I discovered a leaked Discord chat where two individuals discussed a powerful
bot used to track cybercriminals. One plans to use the bot to target someone,
while the other warns of the risks. I’ve decided to investigate the bot’s
origin, its role in cybercrime, and who's controlling it.
Flag Format: 0xL4ugh{}Keys
1- A powerful bot used to track cybercriminals.
2- Use the bot to target someone
- and from image.
3- Date 2021
4- Mentioned MM0X (Username)
5- among discord servers.
So our first mission is to find the message from MM0X. so if I’m not familiar with MM0X we can use Google.
Many of MM0Xs but we will notice there is only One MM0X Related to the author (ME). on CTFTime
Here is the information. so discord servers may be related (0xL4ugh, FREE Palestine, Mistifts). the only active server is 0xL4ugh’s Discord Server. so let’s find an invite for ourselves
here is an invite through (X) there are many invites around social media accounts.
So, welcome to our 0xL4ugh’s Community
Sponser Our Discord Community: you can be active there we have 2 sections
Community: to share resources free materials and free courses and tools
CTF: if you are looking up for Teams or you are looking for help in challenges (DON’T CHEAT IN LIVE CTFs). and share writeups too
Let’s continue our challenge. so from the keys we have. we got the date and username let’s find it in this discord server.
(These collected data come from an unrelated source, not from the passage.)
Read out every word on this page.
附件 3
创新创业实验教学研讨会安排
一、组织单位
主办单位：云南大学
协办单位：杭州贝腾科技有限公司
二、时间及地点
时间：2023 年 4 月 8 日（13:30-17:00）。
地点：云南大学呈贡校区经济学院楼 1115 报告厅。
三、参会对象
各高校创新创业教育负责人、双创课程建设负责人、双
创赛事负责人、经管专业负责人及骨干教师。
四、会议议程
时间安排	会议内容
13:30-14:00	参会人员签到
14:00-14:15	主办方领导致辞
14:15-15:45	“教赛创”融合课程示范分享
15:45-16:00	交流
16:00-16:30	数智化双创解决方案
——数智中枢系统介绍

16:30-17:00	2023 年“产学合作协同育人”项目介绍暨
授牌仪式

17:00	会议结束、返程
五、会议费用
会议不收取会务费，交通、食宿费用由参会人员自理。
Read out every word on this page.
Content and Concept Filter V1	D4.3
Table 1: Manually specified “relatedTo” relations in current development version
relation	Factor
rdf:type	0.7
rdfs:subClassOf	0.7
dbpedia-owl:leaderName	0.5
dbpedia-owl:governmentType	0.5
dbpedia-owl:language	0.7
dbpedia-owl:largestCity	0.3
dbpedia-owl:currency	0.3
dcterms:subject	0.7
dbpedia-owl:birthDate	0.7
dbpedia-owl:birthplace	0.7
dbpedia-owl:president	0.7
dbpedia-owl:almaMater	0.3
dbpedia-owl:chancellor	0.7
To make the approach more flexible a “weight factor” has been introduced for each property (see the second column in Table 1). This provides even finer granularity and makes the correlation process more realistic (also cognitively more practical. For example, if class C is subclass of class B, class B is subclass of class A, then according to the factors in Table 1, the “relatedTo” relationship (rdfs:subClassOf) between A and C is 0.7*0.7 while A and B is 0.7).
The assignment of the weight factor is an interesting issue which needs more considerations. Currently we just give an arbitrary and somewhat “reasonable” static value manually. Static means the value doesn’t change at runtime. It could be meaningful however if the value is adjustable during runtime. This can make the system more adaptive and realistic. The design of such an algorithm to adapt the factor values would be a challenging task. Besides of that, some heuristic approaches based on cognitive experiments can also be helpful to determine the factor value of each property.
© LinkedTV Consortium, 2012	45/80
Sheesh here is the message of the cyber criminal bot. let’s go there.
Since (You don’t have access to it.) it will just show #Unkown.
so MM0X’s mention the message ID from the discord server of the bot. so discord URLS go like that
https://discord.com/channels/GuildID[ServerID]/ChannelID/MessageIDSo copying the message
https://discord.com/channels/1321167893559382100/1321167894163226737/1321189372854276098the server ID we are looking up is ‘1321167893559382100’. so let’s take a deep look using Google.
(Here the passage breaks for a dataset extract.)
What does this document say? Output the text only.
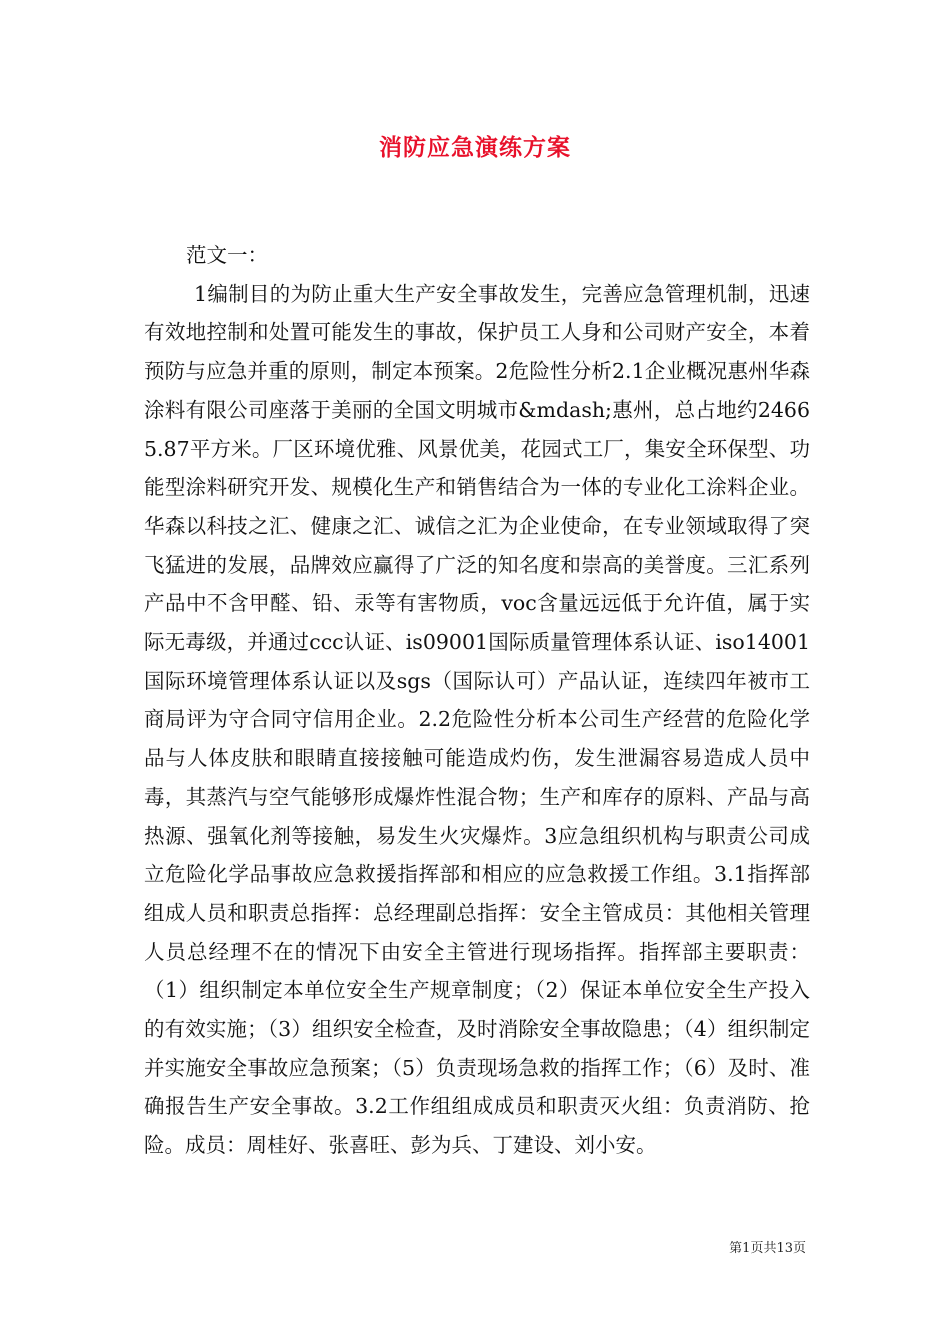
消防应急演练方案

范文一：

1编制目的为防止重大生产安全事故发生，完善应急管理机制，迅速有效地控制和处置可能发生的事故，保护员工人身和公司财产安全，本着预防与应急并重的原则，制定本预案。2危险性分析2.1企业概况惠州华森涂料有限公司座落于美丽的全国文明城市&mdash;惠州，总占地约24665.87平方米。厂区环境优雅、风景优美，花园式工厂，集安全环保型、功能型涂料研究开发、规模化生产和销售结合为一体的专业化工涂料企业。华森以科技之汇、健康之汇、诚信之汇为企业使命，在专业领域取得了突飞猛进的发展，品牌效应赢得了广泛的知名度和崇高的美誉度。三汇系列产品中不含甲醛、铅、汞等有害物质，voc含量远远低于允许值，属于实际无毒级，并通过ccc认证、is09001国际质量管理体系认证、iso14001国际环境管理体系认证以及sgs（国际认可）产品认证，连续四年被市工商局评为守合同守信用企业。2.2危险性分析本公司生产经营的危险化学品与人体皮肤和眼睛直接接触可能造成灼伤，发生泄漏容易造成人员中毒，其蒸汽与空气能够形成爆炸性混合物；生产和库存的原料、产品与高热源、强氧化剂等接触，易发生火灾爆炸。3应急组织机构与职责公司成立危险化学品事故应急救援指挥部和相应的应急救援工作组。3.1指挥部组成人员和职责总指挥：总经理副总指挥：安全主管成员：其他相关管理人员总经理不在的情况下由安全主管进行现场指挥。指挥部主要职责：（1）组织制定本单位安全生产规章制度；（2）保证本单位安全生产投入的有效实施；（3）组织安全检查，及时消除安全事故隐患；（4）组织制定并实施安全事故应急预案；（5）负责现场急救的指挥工作；（6）及时、准确报告生产安全事故。3.2工作组组成成员和职责灭火组：负责消防、抢险。成员：周桂好、张喜旺、彭为兵、丁建设、刘小安。

第1页共13页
and multiple sites generate a free invite to the server
And yes we are in.
Hello, bot. and hello 7amoksha. we finally reached the bot. send a DM for the bot using !help
Take a deep look at the commands and try to execute some.
There was only one User who didn’t retrieve any data and needs to get higher privilege.
So we can dig. behind the hint I left before I went to sleep
The first thing you hit is expired. hmm, let’s try the login command
it generates a JWT Token. and trying to log in with it.
it’s a guest. so it must be using a secret key. but where to find it?
as we know 7amoksha was digging behind the bot’s owner. and 7amoksha on the server and offline.
Another Key for our keys (7amoksha got hacked by the owner and called ‘Apachei’). Let’s dig behind him.
26 Hit. so Apachei is not a gamer or looking for images. so filter the output to something related to tech or coding (The Discord Bot).
There is a Github Account
4 Days ago. and there is a repo containing Python script.
Hmmm going through the commits.
Ohhhhhhhh the Secret Key. but like this is the first thing we hit (The Hint says it's expired xD). so trying it is not working
I want to shout out to the players who asked the web guys to solve it by executing the .title() vulnerability. from the condition
if name == "Elsfa7 Elmrta7":so changing the first letter to small will bypass the condition and get the flag.
the second solution is to look AROUND GITHUB. which means maybe it is a gist
And yes here it is.
Found the gist. and checking the revisions.
Hello, my little one. let’s use this key to generate an admin token
let’s try our token now :D.
And that’s a GG. ❤
0xL4ugh{Y0u_So1v3d_m3_bu7_It5_N0t_th3_End}to make it funnier. I’ve already sent the flag :V.
Well, that’s the end of the challenges. I hope you enjoyed my write-ups. and my challenges and learn new things from them. I hope no one is sad for me ❤. Best of luck and good luck L4ughers.